Using different models of a text corpus

CitableTextCorpus

The base model of a text corpus is the CitableTextCorpus: a citable, human-readable series of text passages.

using CitableBase, CitableCorpus
corpusurl = "https://raw.githubusercontent.com/neelsmith/CitableCorpusAnalysis.jl/dev/test/data/gettysburg/gettysburgcorpus.cex"
corpus = fromcex(corpusurl, CitableTextCorpus, UrlReader)
Corpus with 20 citable passages in 5 documents.

TextAnalysis.Corpus

You can convert this to the Corpus model of Julia's TextAnalysis module.

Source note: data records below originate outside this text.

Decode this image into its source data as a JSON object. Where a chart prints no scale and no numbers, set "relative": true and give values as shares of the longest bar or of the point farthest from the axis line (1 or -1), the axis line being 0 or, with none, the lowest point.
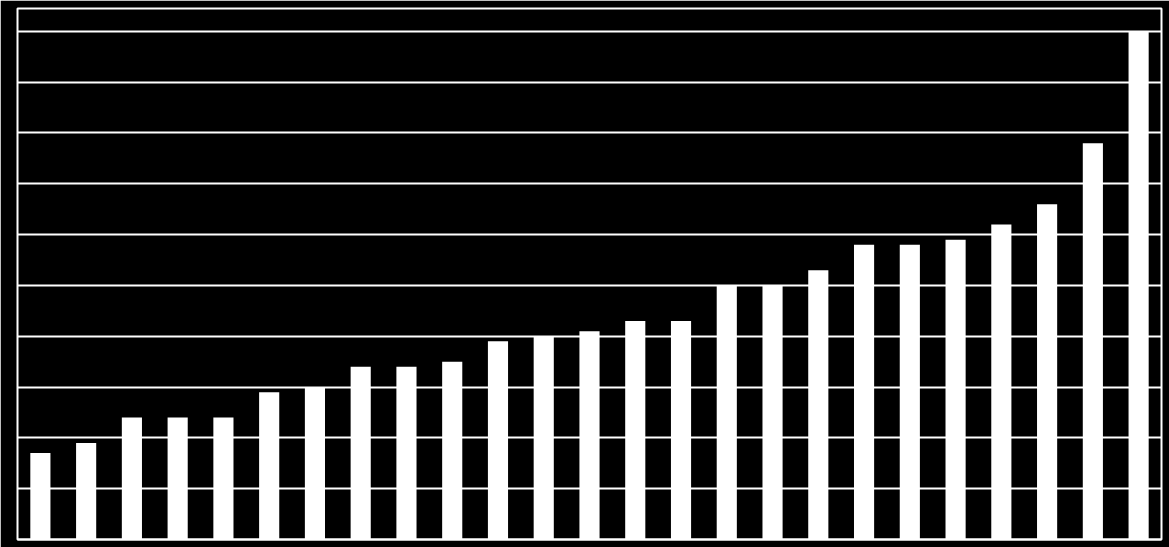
{
  "chart_data": {
    "type": "bar",
    "relative": true,
    "color": "#ffffff",
    "grid": "y",
    "tick_labels": false,
    "categories": [
      null,
      null,
      null,
      null,
      null,
      null,
      null,
      null,
      null,
      null,
      null,
      null,
      null,
      null,
      null,
      null,
      null,
      null,
      null,
      null,
      null,
      null,
      null,
      null,
      null
    ],
    "values": [
      0.17,
      0.19,
      0.24,
      0.24,
      0.24,
      0.29,
      0.3,
      0.34,
      0.34,
      0.35,
      0.39,
      0.4,
      0.41,
      0.43,
      0.43,
      0.5,
      0.5,
      0.53,
      0.58,
      0.58,
      0.59,
      0.62,
      0.66,
      0.78,
      1
    ]
  }
}
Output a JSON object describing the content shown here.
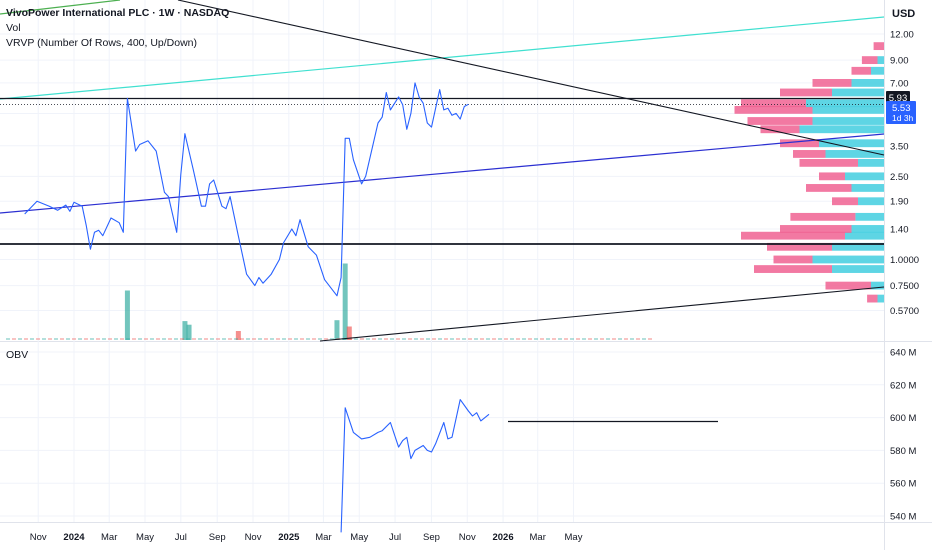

using CitableCorpusAnalysis
ta_corp = tacorpus(corpus)
A Corpus with 20 documents:
 * 20 StringDocument's
 * 0 FileDocument's
 * 0 TokenDocument's
 * 0 NGramDocument's

Corpus's lexicon contains 0 tokens
Corpus's index contains 0 tokens

The TextAnalysis module has a variety of functions for basic metrics on a text, and for corpora in English, includes more advanced tools for tokenizing, tagging for part of speech, and working with neural models. See the documentation for TextAnalysis.Corpus.

Tokenization

If the assumptions of TextAnalysis (oriented towards English) are not appropriate for your corpus, you can sometimes work around this by preprocessing your original CitableCorpus. E.g, by creating a tokenized corpus that takes account of a specified orthography, and using this as the source for a TextAnalysis.Corpus, you can protect your corpus from naive assumptions about tokenization.